Lincoln, though, rose to the challenge.

Matt Rhead, a giant throwback of a striker who was working in a factory four years ago, caused problems with his height and presence. Nathan Arnold, a winger who has worked as a hairdresser in his spare time, was a constant threat down the right with his pace.

Lincoln tried to play its passing game when it could and was obdurate at the back, even when Burnley threw everything at the visitors in a tense last five minutes. Eighty-one places separate Burnley and Lincoln in English soccer’s pyramid but there was no obvious difference between the sides on a chilly day in northern England.

In the end, the key moment came when a deep corner was headed back across goal and Raggett rose above a crowd of Burnley defenders at the far post to nod goalward.
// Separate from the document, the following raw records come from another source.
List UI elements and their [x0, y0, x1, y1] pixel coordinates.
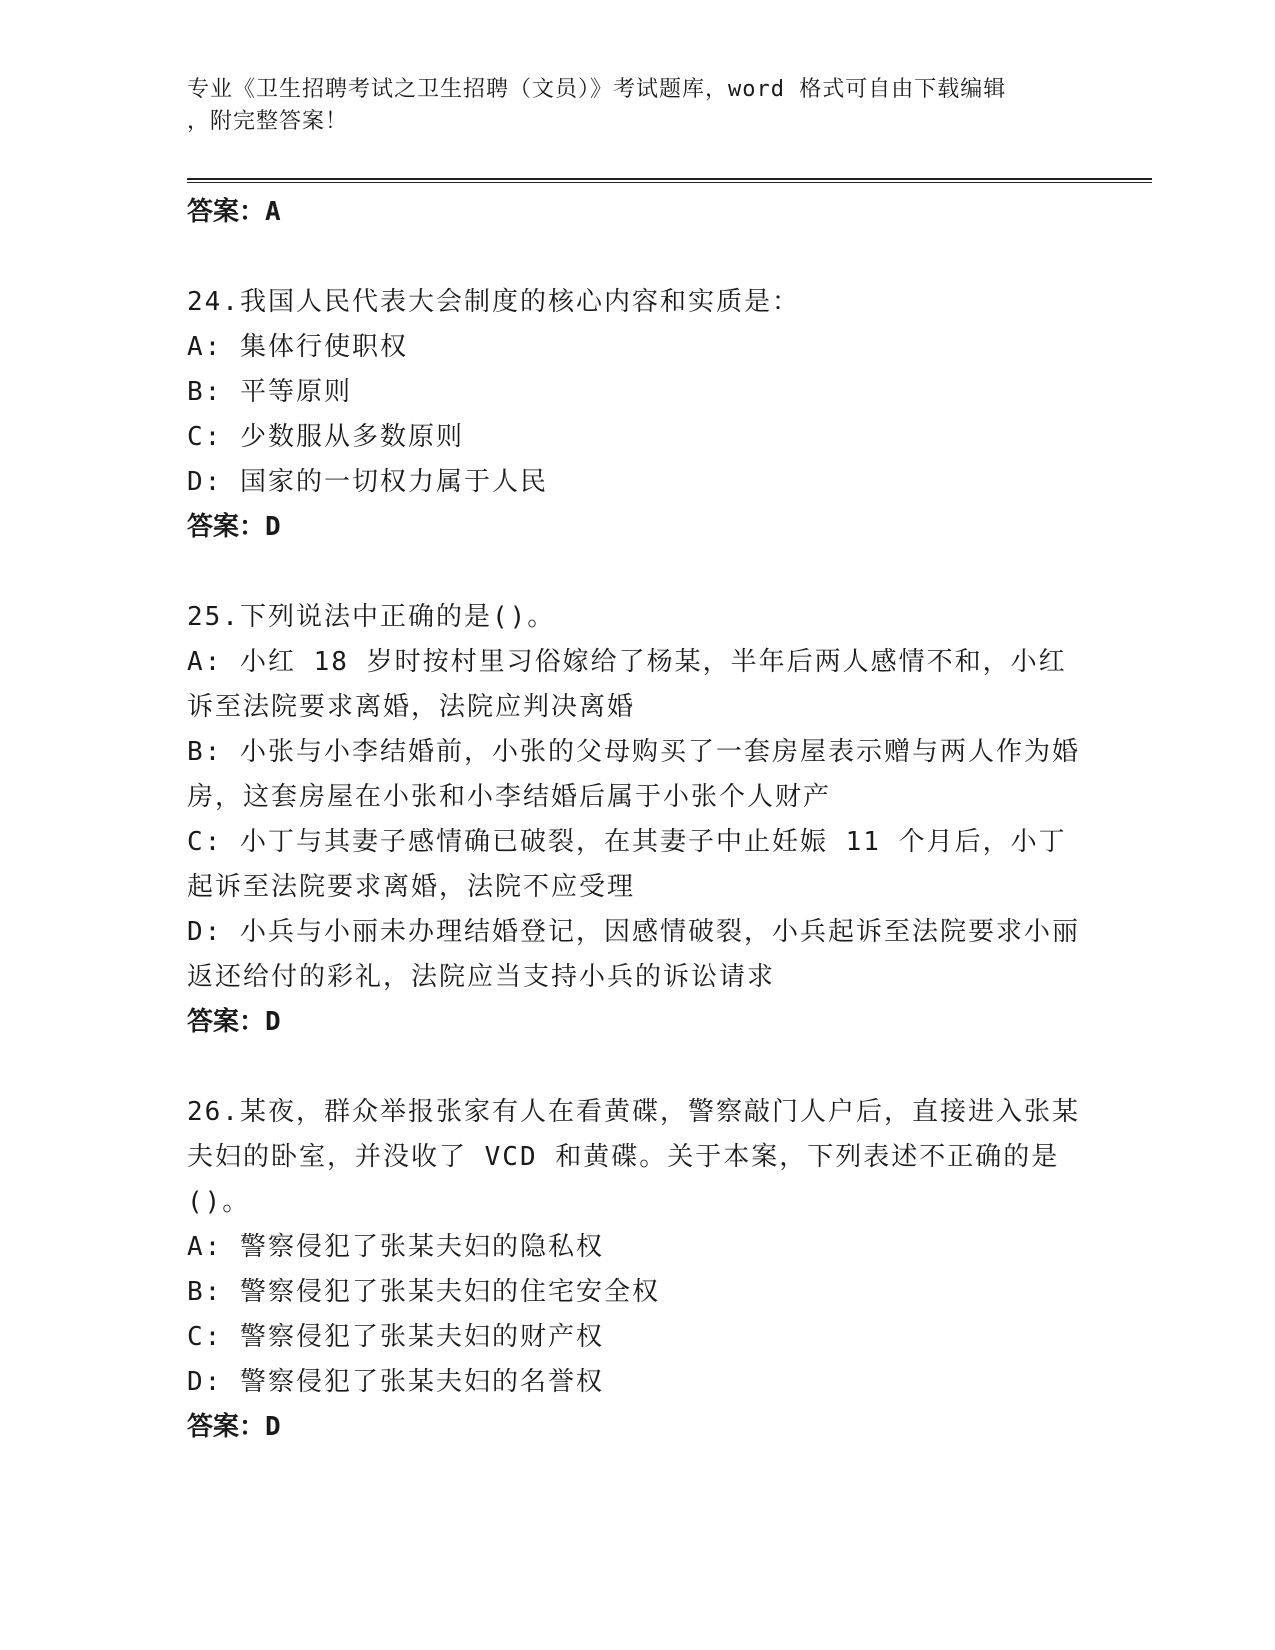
option-c: C: 少数服从多数原则: [187, 422, 464, 452]
question-24: [187, 280, 1087, 549]
answer-value: D: [265, 1007, 281, 1037]
option-c: C: 小丁与其妻子感情确已破裂，在其妻子中止妊娠 11 个月后，小丁起诉至法院要求离婚，法院不应受理: [187, 827, 1067, 902]
answer-label: 答案：: [187, 512, 266, 542]
option-c: C: 警察侵犯了张某夫妇的财产权: [187, 1322, 604, 1352]
question-stem: 26.某夜，群众举报张家有人在看黄碟，警察敲门人户后，直接进入张某夫妇的卧室，并没收了 VCD 和黄碟。关于本案，下列表述不正确的是()。: [187, 1097, 1080, 1217]
answer-value: A: [265, 197, 281, 227]
option-a: A: 小红 18 岁时按村里习俗嫁给了杨某，半年后两人感情不和，小红诉至法院要求离婚，法院应判决离婚: [187, 647, 1067, 722]
question-stem: 24.我国人民代表大会制度的核心内容和实质是：: [187, 287, 800, 317]
option-a: A: 集体行使职权: [187, 332, 408, 362]
header-line-2: ，附完整答案！: [187, 109, 349, 134]
option-d: D: 小兵与小丽未办理结婚登记，因感情破裂，小兵起诉至法院要求小丽返还给付的彩礼，法院应当支持小兵的诉讼请求: [187, 917, 1080, 992]
option-d: D: 警察侵犯了张某夫妇的名誉权: [187, 1367, 604, 1397]
option-b: B: 小张与小李结婚前，小张的父母购买了一套房屋表示赠与两人作为婚房，这套房屋在小张和小李结婚后属于小张个人财产: [187, 737, 1080, 812]
question-26: [187, 1090, 1087, 1449]
question-stem: 25.下列说法中正确的是()。: [187, 602, 556, 632]
header-divider: [187, 178, 1152, 183]
answer-value: D: [265, 1412, 281, 1442]
option-d: D: 国家的一切权力属于人民: [187, 467, 548, 497]
option-b: B: 平等原则: [187, 377, 352, 407]
question-answer: [187, 1000, 1087, 1044]
answer-label: 答案：: [187, 197, 266, 227]
previous-answer: [187, 190, 1087, 234]
answer-label: 答案：: [187, 1412, 266, 1442]
question-list: [187, 190, 1087, 1449]
document-header: [187, 74, 1067, 138]
option-a: A: 警察侵犯了张某夫妇的隐私权: [187, 1232, 604, 1262]
question-answer: [187, 1405, 1087, 1449]
question-answer: [187, 505, 1087, 549]
question-25: [187, 595, 1087, 1044]
answer-label: 答案：: [187, 1007, 266, 1037]
option-b: B: 警察侵犯了张某夫妇的住宅安全权: [187, 1277, 660, 1307]
header-line-1: 专业《卫生招聘考试之卫生招聘（文员）》考试题库，word 格式可自由下载编辑: [187, 77, 1007, 102]
answer-value: D: [265, 512, 281, 542]
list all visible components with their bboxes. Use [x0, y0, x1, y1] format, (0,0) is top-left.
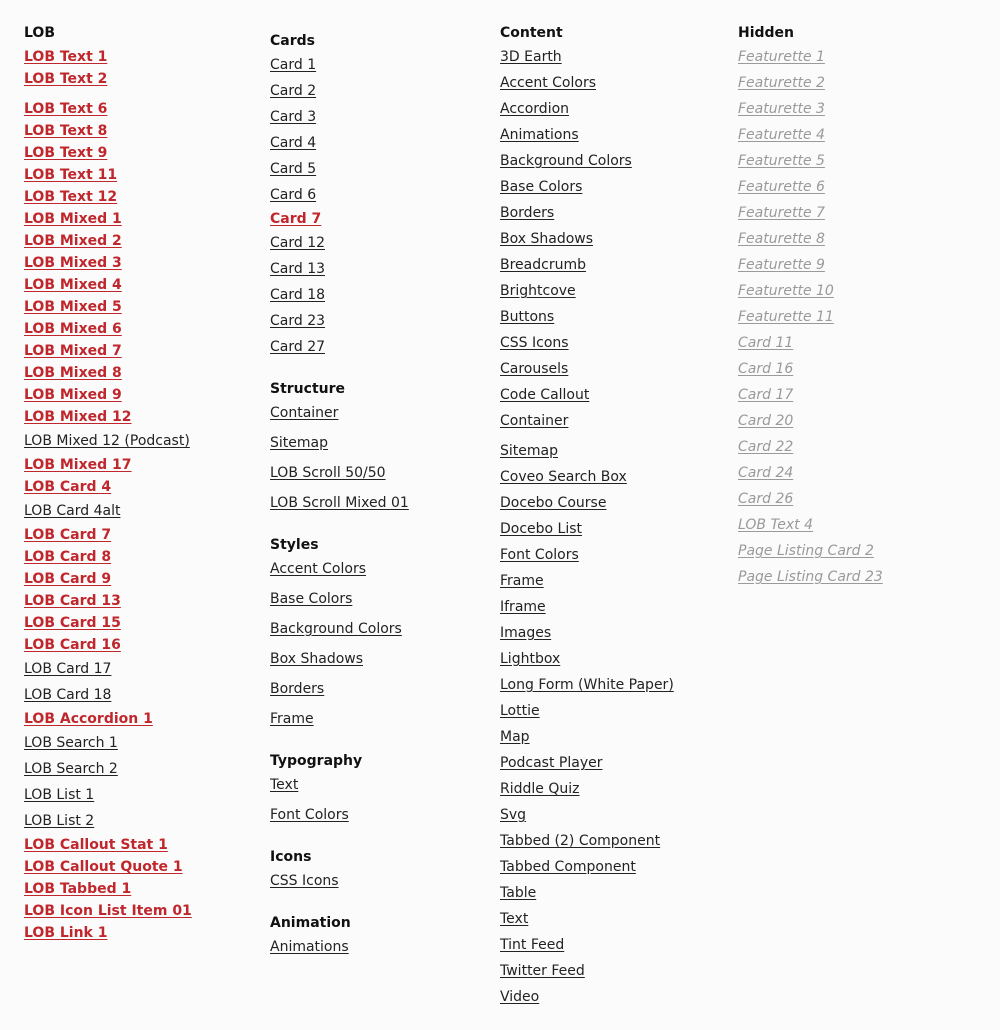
- cards-link-8[interactable]: Card 12: [270, 235, 326, 251]
- hidden-link-14[interactable]: Card 17: [738, 387, 794, 403]
- hidden-link-12[interactable]: Card 11: [738, 335, 794, 351]
- content-link-22[interactable]: Iframe: [500, 599, 546, 615]
- lob-link-37[interactable]: LOB Tabbed 1: [24, 881, 132, 897]
- content-link-37[interactable]: Video: [500, 989, 540, 1005]
- hidden-link-10[interactable]: Featurette 10: [738, 283, 834, 299]
- content-link-21[interactable]: Frame: [500, 573, 544, 589]
- structure-link-4[interactable]: LOB Scroll Mixed 01: [270, 495, 409, 511]
- content-link-13[interactable]: Carousels: [500, 361, 569, 377]
- lob-link-17[interactable]: LOB Mixed 12: [24, 409, 132, 425]
- lob-link-13[interactable]: LOB Mixed 6: [24, 321, 122, 337]
- lob-link-10[interactable]: LOB Mixed 3: [24, 255, 122, 271]
- lob-link-33[interactable]: LOB List 1: [24, 787, 95, 803]
- lob-link-11[interactable]: LOB Mixed 4: [24, 277, 122, 293]
- styles-link-5[interactable]: Borders: [270, 681, 325, 697]
- hidden-link-17[interactable]: Card 24: [738, 465, 794, 481]
- content-link-16[interactable]: Sitemap: [500, 443, 558, 459]
- hidden-link-19[interactable]: LOB Text 4: [738, 517, 814, 533]
- lob-link-28[interactable]: LOB Card 17: [24, 661, 112, 677]
- content-link-31[interactable]: Tabbed (2) Component: [500, 833, 661, 849]
- lob-link-18[interactable]: LOB Mixed 12 (Podcast): [24, 433, 190, 449]
- styles-link-3[interactable]: Background Colors: [270, 621, 402, 637]
- content-link-4[interactable]: Animations: [500, 127, 579, 143]
- content-link-19[interactable]: Docebo List: [500, 521, 583, 537]
- content-link-10[interactable]: Brightcove: [500, 283, 576, 299]
- hidden-link-11[interactable]: Featurette 11: [738, 309, 834, 325]
- lob-link-27[interactable]: LOB Card 16: [24, 637, 121, 653]
- hidden-link-16[interactable]: Card 22: [738, 439, 794, 455]
- styles-link-1[interactable]: Accent Colors: [270, 561, 366, 577]
- content-link-2[interactable]: Accent Colors: [500, 75, 596, 91]
- content-link-25[interactable]: Long Form (White Paper): [500, 677, 674, 693]
- styles-link-6[interactable]: Frame: [270, 711, 314, 727]
- lob-link-5[interactable]: LOB Text 9: [24, 145, 108, 161]
- content-link-28[interactable]: Podcast Player: [500, 755, 603, 771]
- lob-link-39[interactable]: LOB Link 1: [24, 925, 108, 941]
- content-link-17[interactable]: Coveo Search Box: [500, 469, 627, 485]
- cards-link-1[interactable]: Card 1: [270, 57, 317, 73]
- lob-link-35[interactable]: LOB Callout Stat 1: [24, 837, 168, 853]
- lob-link-7[interactable]: LOB Text 12: [24, 189, 118, 205]
- lob-heading: LOB: [24, 25, 55, 41]
- hidden-link-9[interactable]: Featurette 9: [738, 257, 825, 273]
- content-link-29[interactable]: Riddle Quiz: [500, 781, 580, 797]
- styles-heading: Styles: [270, 537, 319, 553]
- cards-link-12[interactable]: Card 27: [270, 339, 326, 355]
- cards-link-11[interactable]: Card 23: [270, 313, 326, 329]
- content-link-8[interactable]: Box Shadows: [500, 231, 594, 247]
- lob-link-19[interactable]: LOB Mixed 17: [24, 457, 132, 473]
- content-link-6[interactable]: Base Colors: [500, 179, 583, 195]
- lob-link-38[interactable]: LOB Icon List Item 01: [24, 903, 192, 919]
- content-link-26[interactable]: Lottie: [500, 703, 540, 719]
- hidden-heading: Hidden: [738, 25, 795, 41]
- content-link-12[interactable]: CSS Icons: [500, 335, 569, 351]
- content-link-14[interactable]: Code Callout: [500, 387, 590, 403]
- lob-link-24[interactable]: LOB Card 9: [24, 571, 112, 587]
- content-link-34[interactable]: Text: [500, 911, 529, 927]
- icons-heading: Icons: [270, 849, 312, 865]
- lob-link-15[interactable]: LOB Mixed 8: [24, 365, 122, 381]
- cards-link-4[interactable]: Card 4: [270, 135, 317, 151]
- hidden-link-15[interactable]: Card 20: [738, 413, 794, 429]
- lob-link-21[interactable]: LOB Card 4alt: [24, 503, 121, 519]
- content-link-9[interactable]: Breadcrumb: [500, 257, 586, 273]
- lob-link-1[interactable]: LOB Text 1: [24, 49, 108, 65]
- lob-link-31[interactable]: LOB Search 1: [24, 735, 118, 751]
- content-link-35[interactable]: Tint Feed: [500, 937, 565, 953]
- styles-link-2[interactable]: Base Colors: [270, 591, 353, 607]
- content-link-1[interactable]: 3D Earth: [500, 49, 562, 65]
- content-link-27[interactable]: Map: [500, 729, 530, 745]
- hidden-link-4[interactable]: Featurette 4: [738, 127, 825, 143]
- lob-link-2[interactable]: LOB Text 2: [24, 71, 108, 87]
- content-link-24[interactable]: Lightbox: [500, 651, 561, 667]
- lob-link-4[interactable]: LOB Text 8: [24, 123, 108, 139]
- typography-link-1[interactable]: Text: [270, 777, 299, 793]
- lob-link-34[interactable]: LOB List 2: [24, 813, 95, 829]
- lob-link-8[interactable]: LOB Mixed 1: [24, 211, 122, 227]
- lob-link-14[interactable]: LOB Mixed 7: [24, 343, 122, 359]
- lob-link-16[interactable]: LOB Mixed 9: [24, 387, 122, 403]
- content-link-11[interactable]: Buttons: [500, 309, 555, 325]
- hidden-link-2[interactable]: Featurette 2: [738, 75, 825, 91]
- structure-link-3[interactable]: LOB Scroll 50/50: [270, 465, 386, 481]
- structure-heading: Structure: [270, 381, 346, 397]
- styles-link-4[interactable]: Box Shadows: [270, 651, 364, 667]
- lob-link-30[interactable]: LOB Accordion 1: [24, 711, 153, 727]
- cards-heading: Cards: [270, 33, 315, 49]
- hidden-link-18[interactable]: Card 26: [738, 491, 794, 507]
- cards-link-9[interactable]: Card 13: [270, 261, 326, 277]
- content-link-7[interactable]: Borders: [500, 205, 555, 221]
- lob-link-12[interactable]: LOB Mixed 5: [24, 299, 122, 315]
- content-link-33[interactable]: Table: [500, 885, 537, 901]
- cards-link-6[interactable]: Card 6: [270, 187, 317, 203]
- hidden-link-1[interactable]: Featurette 1: [738, 49, 825, 65]
- lob-link-36[interactable]: LOB Callout Quote 1: [24, 859, 183, 875]
- cards-link-3[interactable]: Card 3: [270, 109, 317, 125]
- cards-link-7[interactable]: Card 7: [270, 211, 322, 227]
- animation-heading: Animation: [270, 915, 351, 931]
- lob-link-20[interactable]: LOB Card 4: [24, 479, 112, 495]
- content-link-3[interactable]: Accordion: [500, 101, 570, 117]
- lob-link-32[interactable]: LOB Search 2: [24, 761, 118, 777]
- cards-link-2[interactable]: Card 2: [270, 83, 317, 99]
- hidden-link-3[interactable]: Featurette 3: [738, 101, 825, 117]
- hidden-link-21[interactable]: Page Listing Card 23: [738, 569, 883, 585]
- content-link-5[interactable]: Background Colors: [500, 153, 632, 169]
- lob-link-6[interactable]: LOB Text 11: [24, 167, 118, 183]
- content-heading: Content: [500, 25, 563, 41]
- content-link-18[interactable]: Docebo Course: [500, 495, 607, 511]
- lob-link-25[interactable]: LOB Card 13: [24, 593, 121, 609]
- content-link-15[interactable]: Container: [500, 413, 569, 429]
- structure-link-2[interactable]: Sitemap: [270, 435, 328, 451]
- lob-link-22[interactable]: LOB Card 7: [24, 527, 112, 543]
- content-link-20[interactable]: Font Colors: [500, 547, 579, 563]
- lob-link-29[interactable]: LOB Card 18: [24, 687, 112, 703]
- structure-link-1[interactable]: Container: [270, 405, 339, 421]
- lob-link-3[interactable]: LOB Text 6: [24, 101, 108, 117]
- typography-heading: Typography: [270, 753, 363, 769]
- content-link-36[interactable]: Twitter Feed: [500, 963, 585, 979]
- cards-link-10[interactable]: Card 18: [270, 287, 326, 303]
- typography-link-2[interactable]: Font Colors: [270, 807, 349, 823]
- cards-link-5[interactable]: Card 5: [270, 161, 317, 177]
- content-link-32[interactable]: Tabbed Component: [500, 859, 636, 875]
- content-link-30[interactable]: Svg: [500, 807, 527, 823]
- hidden-link-7[interactable]: Featurette 7: [738, 205, 825, 221]
- hidden-link-6[interactable]: Featurette 6: [738, 179, 825, 195]
- animation-link-1[interactable]: Animations: [270, 939, 349, 955]
- lob-link-23[interactable]: LOB Card 8: [24, 549, 112, 565]
- icons-link-1[interactable]: CSS Icons: [270, 873, 339, 889]
- hidden-link-13[interactable]: Card 16: [738, 361, 794, 377]
- lob-link-26[interactable]: LOB Card 15: [24, 615, 121, 631]
- content-link-23[interactable]: Images: [500, 625, 552, 641]
- hidden-link-5[interactable]: Featurette 5: [738, 153, 825, 169]
- lob-link-9[interactable]: LOB Mixed 2: [24, 233, 122, 249]
- hidden-link-20[interactable]: Page Listing Card 2: [738, 543, 874, 559]
- hidden-link-8[interactable]: Featurette 8: [738, 231, 825, 247]
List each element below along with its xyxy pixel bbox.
The ball just about crossed the line before Burnley goalkeeper Tom Heaton clawed it away.

“I looked over to the linesman,” Raggett, a center back, said. “I didn’t think he was going to give it.”

The referee eventually signaled and Lincoln’s players celebrated in front of their fans, who totaled 3,210. Cowley said the club could easily have taken 15,000 supporters, such was the demand for tickets.

Fortified by bacon rolls and cups of coffee and tea laid on by the club, hundreds of Lincoln supporters boarded coaches early Saturday and traveled from Sincil Bank in the East Midlands to Turf Moor, a quaint ground with quintessentially English views of rows of terraced houses and old cotton mills.

“Impvasion” - a reference to Lincoln’s nickname of The Imps - briefly trended on Twitter.

Lincoln, unsurprisingly, had sold out its allocation and the team’s fans were in good voice before and during the match, especially when an upset was looking increasingly likely.

Lincoln has made nearly 1 million pounds ($1.24 million) from this cup run, putting the club in the black for the first time in years. There will be much more cash coming its way after the quarterfinals, the draw for which is made on Sunday.

“It’s brought the city together,” said Chris Ashton, a lifelong Lincoln fan who helped organize supporters’ coaches.

Rhead said it was “chaos, pandemonium” in the dressing room after the players eventually left the field.

“It’s a day you’ll treasure for the rest of your life,” he said.

The season after Leicester won the Premier League at odds of 5,000-1, English soccer is looking at another famous underdog story.

“It’s life-changing for us,” Cowley said. “It’s game-changing for the profile of our club. Football at our level is not romantic. For them to have this moment in the limelight is something special.”